Lizard: Quello che mi ha colpito in maniera particolare, è stata la qualità profonda dei brani, canzoni destinate a durare, profondamente belle, al di là del genere. Vi andrebbe di raccontarci qualcosa di più di brani come The Golden King e Shade of Grey che sono a mio avviso il culmine del disco?
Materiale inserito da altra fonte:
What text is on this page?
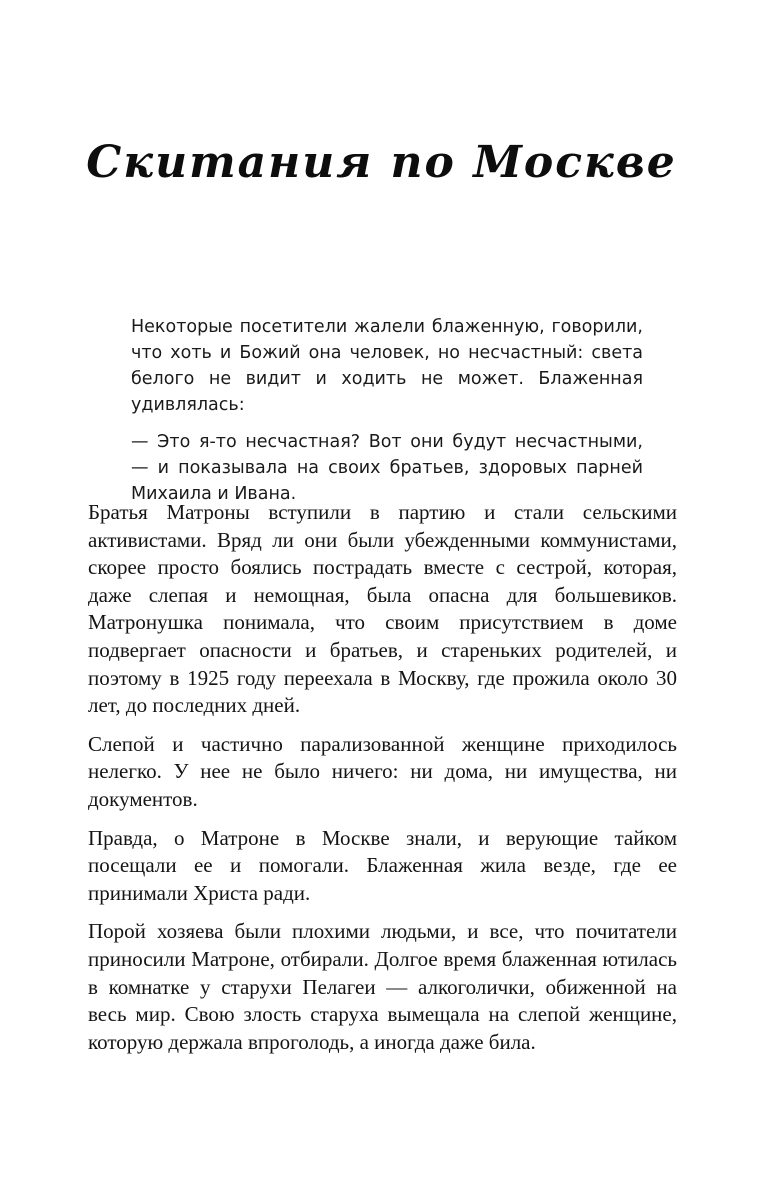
Скитания по Москве

Некоторые посетители жалели блаженную, говорили, что хоть и Божий она человек, но несчастный: света белого не видит и ходить не может. Блаженная удивлялась:

— Это я-то несчастная? Вот они будут несчастными, — и показывала на своих братьев, здоровых парней Михаила и Ивана.

Братья Матроны вступили в партию и стали сельскими активистами. Вряд ли они были убежденными коммунистами, скорее просто боялись пострадать вместе с сестрой, которая, даже слепая и немощная, была опасна для большевиков. Матронушка понимала, что своим присутствием в доме подвергает опасности и братьев, и стареньких родителей, и поэтому в 1925 году переехала в Москву, где прожила около 30 лет, до последних дней.

Слепой и частично парализованной женщине приходилось нелегко. У нее не было ничего: ни дома, ни имущества, ни документов.

Правда, о Матроне в Москве знали, и верующие тайком посещали ее и помогали. Блаженная жила везде, где ее принимали Христа ради.

Порой хозяева были плохими людьми, и все, что почитатели приносили Матроне, отбирали. Долгое время блаженная ютилась в комнатке у старухи Пелагеи — алкоголички, обиженной на весь мир. Свою злость старуха вымещала на слепой женщине, которую держала впроголодь, а иногда даже била.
Riccardo Dal Pane: Grazie ancora, se continui così mi commuovo. The Golden King è un pezzo sviluppato su un’idea del nostro vecchio chitarrista ai tempi dei BBB. Originariamente il pezzo era decisamente diverso, quasi rock’n’roll poi gli abbiamo dato questa impronta più mistica anche grazie all’uso di tante percussioni, flauti, steel drum e campane tibetane. Molto psichedelico ed è anche uno dei miei pezzi preferiti. Shade of Grey invece è un pezzo che ho composto in solitudine, è molto lungo e particolare ma ne vado molto fiero specie per gli intrecci tra chitarre acustiche e mandolini che sfociano in un finale epico con un gran solo di moog. Il testo poi è molto toccante e visionario, parla degli ultimi momenti di vita di un uomo che sceglie di morire in solitudine tra i boschi.

Lizard: Prima accennavo all’esibizione del FIM: è naturale che per una band come la vostra il palco sia un compendio naturale dell’album. Cosa deve aspettarsi il pubblico da voi in sede live?
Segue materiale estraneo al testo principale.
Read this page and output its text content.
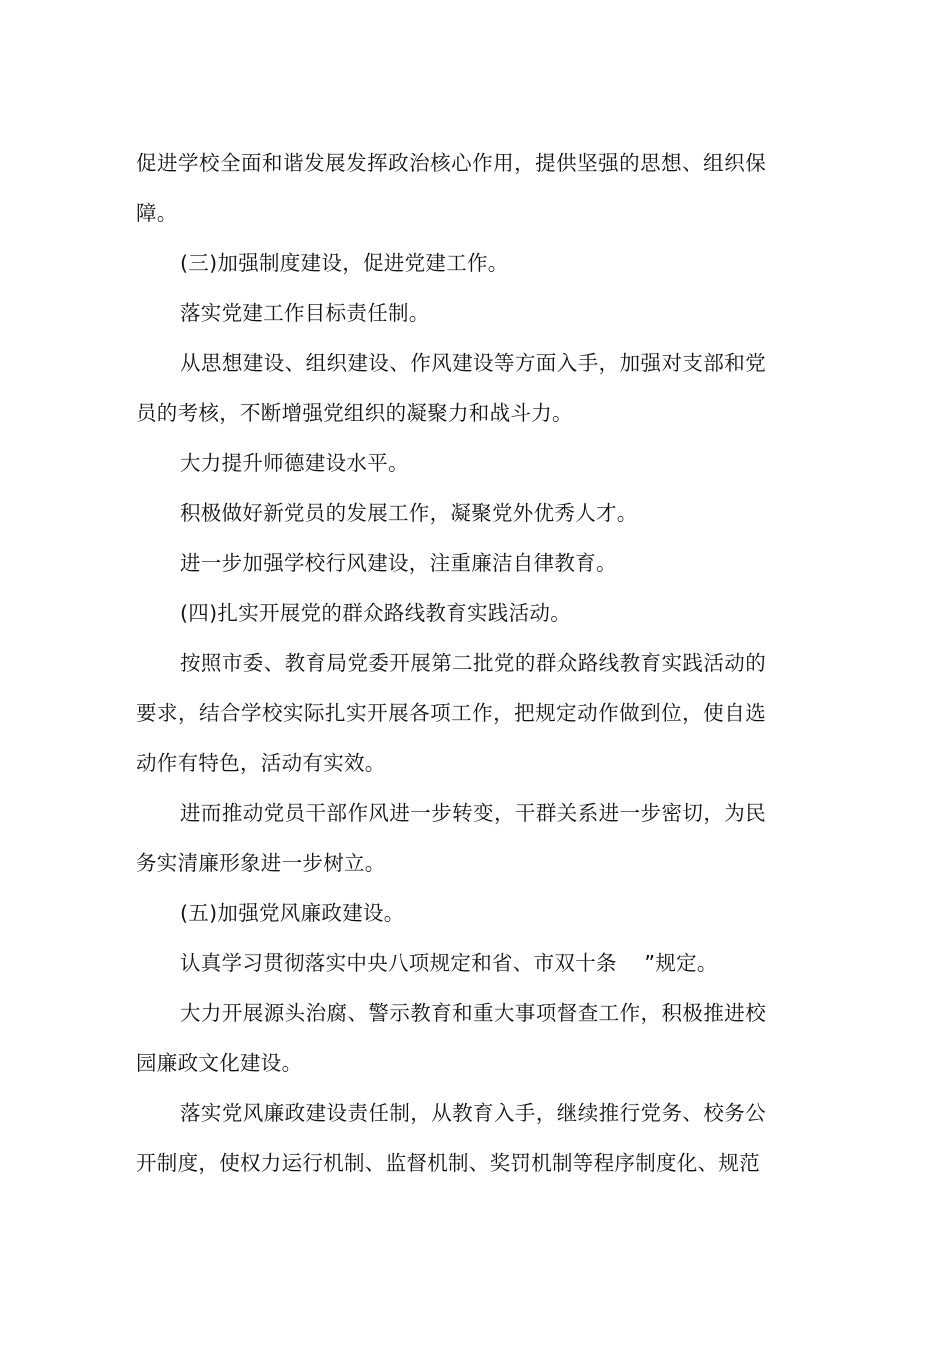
促进学校全面和谐发展发挥政治核心作用，提供坚强的思想、组织保障。

(三)加强制度建设，促进党建工作。

落实党建工作目标责任制。

从思想建设、组织建设、作风建设等方面入手，加强对支部和党员的考核，不断增强党组织的凝聚力和战斗力。

大力提升师德建设水平。

积极做好新党员的发展工作，凝聚党外优秀人才。

进一步加强学校行风建设，注重廉洁自律教育。

(四)扎实开展党的群众路线教育实践活动。

按照市委、教育局党委开展第二批党的群众路线教育实践活动的要求，结合学校实际扎实开展各项工作，把规定动作做到位，使自选动作有特色，活动有实效。

进而推动党员干部作风进一步转变，干群关系进一步密切，为民务实清廉形象进一步树立。

(五)加强党风廉政建设。

认真学习贯彻落实中央八项规定和省、市双十条　 ”规定。

大力开展源头治腐、警示教育和重大事项督查工作，积极推进校园廉政文化建设。

落实党风廉政建设责任制，从教育入手，继续推行党务、校务公开制度，使权力运行机制、监督机制、奖罚机制等程序制度化、规范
Riccardo Dal Pane: In parte dipende anche dalla location, ovvio che nei festival avendo meno tempo a disposizione cerchiamo di limitare i cambi strumenti e ci concentriamo di più sul nostro lato hard rock. Quando la serata lo permette però cerchiamo di intervallare anche coi nostri momenti più psichedelici e lenti, proponiamo anche un po’ di cover rivisitate secondo il nostro stile e su cui ci piace jammare. Cerchiamo poi di non ripeterci troppo a lungo di modo che chi viene a vederci spesso trovi comunque sempre nuovi stimoli nella serata.
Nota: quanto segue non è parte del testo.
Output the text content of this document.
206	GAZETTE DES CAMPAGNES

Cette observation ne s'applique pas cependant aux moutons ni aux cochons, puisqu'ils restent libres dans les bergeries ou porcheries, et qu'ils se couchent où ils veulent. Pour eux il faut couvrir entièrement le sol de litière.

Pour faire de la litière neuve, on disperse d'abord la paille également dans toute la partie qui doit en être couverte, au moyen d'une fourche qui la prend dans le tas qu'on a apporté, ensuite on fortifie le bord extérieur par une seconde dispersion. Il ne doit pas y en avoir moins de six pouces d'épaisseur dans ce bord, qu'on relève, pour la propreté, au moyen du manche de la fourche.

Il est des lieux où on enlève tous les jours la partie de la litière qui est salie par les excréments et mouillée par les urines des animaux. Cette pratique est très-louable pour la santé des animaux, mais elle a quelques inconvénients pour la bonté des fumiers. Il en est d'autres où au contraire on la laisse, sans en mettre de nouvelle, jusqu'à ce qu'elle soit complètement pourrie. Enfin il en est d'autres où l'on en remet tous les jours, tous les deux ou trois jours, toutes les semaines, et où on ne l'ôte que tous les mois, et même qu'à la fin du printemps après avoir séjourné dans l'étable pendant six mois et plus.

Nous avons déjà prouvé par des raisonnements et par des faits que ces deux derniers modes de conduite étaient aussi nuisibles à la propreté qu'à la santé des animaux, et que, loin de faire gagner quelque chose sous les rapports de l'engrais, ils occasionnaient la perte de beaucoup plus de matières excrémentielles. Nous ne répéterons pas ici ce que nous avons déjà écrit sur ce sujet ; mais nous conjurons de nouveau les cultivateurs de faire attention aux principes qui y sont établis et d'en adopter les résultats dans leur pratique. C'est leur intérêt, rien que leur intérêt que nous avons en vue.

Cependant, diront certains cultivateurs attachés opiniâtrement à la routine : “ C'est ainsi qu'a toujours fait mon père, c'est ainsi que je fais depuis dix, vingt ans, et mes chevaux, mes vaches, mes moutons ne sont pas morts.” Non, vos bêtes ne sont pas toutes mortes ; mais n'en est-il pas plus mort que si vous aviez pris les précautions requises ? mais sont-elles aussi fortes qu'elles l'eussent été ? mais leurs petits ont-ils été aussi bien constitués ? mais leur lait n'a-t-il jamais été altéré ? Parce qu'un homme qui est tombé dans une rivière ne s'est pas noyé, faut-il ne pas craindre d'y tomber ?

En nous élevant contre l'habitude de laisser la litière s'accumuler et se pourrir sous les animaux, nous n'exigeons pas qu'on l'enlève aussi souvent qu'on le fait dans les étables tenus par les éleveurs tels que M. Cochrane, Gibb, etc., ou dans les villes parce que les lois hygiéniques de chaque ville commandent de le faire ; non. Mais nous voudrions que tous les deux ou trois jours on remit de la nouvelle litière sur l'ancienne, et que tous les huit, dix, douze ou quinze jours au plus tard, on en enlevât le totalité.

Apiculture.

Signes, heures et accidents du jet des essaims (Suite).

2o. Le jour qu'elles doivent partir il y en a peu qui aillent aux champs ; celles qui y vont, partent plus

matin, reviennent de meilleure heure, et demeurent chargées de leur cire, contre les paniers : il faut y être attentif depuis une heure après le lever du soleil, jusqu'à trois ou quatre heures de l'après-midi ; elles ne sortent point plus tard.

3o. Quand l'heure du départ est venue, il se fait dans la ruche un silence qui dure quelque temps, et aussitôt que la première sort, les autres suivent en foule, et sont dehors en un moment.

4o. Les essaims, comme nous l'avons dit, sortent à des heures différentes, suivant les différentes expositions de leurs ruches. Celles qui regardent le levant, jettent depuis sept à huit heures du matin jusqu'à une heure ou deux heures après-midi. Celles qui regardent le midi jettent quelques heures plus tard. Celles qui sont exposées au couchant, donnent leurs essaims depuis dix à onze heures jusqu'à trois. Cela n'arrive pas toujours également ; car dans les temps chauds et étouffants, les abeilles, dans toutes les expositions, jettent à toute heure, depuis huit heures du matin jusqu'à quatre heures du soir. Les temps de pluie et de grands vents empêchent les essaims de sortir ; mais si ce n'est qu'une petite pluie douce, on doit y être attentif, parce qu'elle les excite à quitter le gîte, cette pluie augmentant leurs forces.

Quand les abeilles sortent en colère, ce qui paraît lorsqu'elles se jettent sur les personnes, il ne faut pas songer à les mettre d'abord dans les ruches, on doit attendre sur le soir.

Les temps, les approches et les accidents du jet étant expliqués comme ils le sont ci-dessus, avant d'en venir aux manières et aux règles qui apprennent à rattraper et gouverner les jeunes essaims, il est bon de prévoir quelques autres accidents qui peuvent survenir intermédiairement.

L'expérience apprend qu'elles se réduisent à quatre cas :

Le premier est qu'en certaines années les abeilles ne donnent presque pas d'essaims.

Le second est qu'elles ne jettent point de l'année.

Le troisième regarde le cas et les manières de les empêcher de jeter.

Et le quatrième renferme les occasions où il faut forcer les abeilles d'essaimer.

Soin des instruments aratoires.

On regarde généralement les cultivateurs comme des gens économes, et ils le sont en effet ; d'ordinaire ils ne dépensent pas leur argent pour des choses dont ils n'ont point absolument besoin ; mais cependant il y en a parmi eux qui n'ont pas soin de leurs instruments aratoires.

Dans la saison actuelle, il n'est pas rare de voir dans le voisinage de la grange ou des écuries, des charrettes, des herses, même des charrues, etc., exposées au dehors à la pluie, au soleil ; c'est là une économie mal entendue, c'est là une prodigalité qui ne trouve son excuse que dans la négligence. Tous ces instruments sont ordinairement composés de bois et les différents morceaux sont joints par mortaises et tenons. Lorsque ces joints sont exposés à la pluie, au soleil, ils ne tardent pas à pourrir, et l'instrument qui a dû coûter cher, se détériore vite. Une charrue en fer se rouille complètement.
Lizard: Immagino che sia forse presto per parlare del prossimo album, quindi vi chiedo semplicemente se ritenete i WItchwood come una band vera e propria che avrà un seguito e una sua stabilità o se si è trattato semplicemente di un progetto destinato a restare episodico nelle vostre rispettive carriere?
Riccardo Dal Pane: Beh, abbiamo già pronti svariati pezzi e tante idee su cui stiamo lavorando quindi spero che riusciremo in tempi brevi a fare uscire questo nuovo materiale. Certo che i Witchwood avranno continuità, siamo una band a tutti gli effetti e al momento è la nostra priorità.

Lizard: Bene, direi che per il momento è tutto. Grazie del tempo che avete voluto dedicarci. Vi lascio la parola, se volete aggiungere qualcosa o anche solo per un saluto ai nostri lettori.
Riccardo Dal Pane: Grazie mille per la stupenda recensione, per le belle parole con cui hai descritto la nostra musica e per l’intervista. Ci teniamo a ringraziare Antonio della Jolly Roger Records per il lavoro superlativo che sta facendo per noi. E poi un grazie di cuore a tutti quelli che ci stanno supportando in questo bellissimo viaggio… grazie veramente e a presto!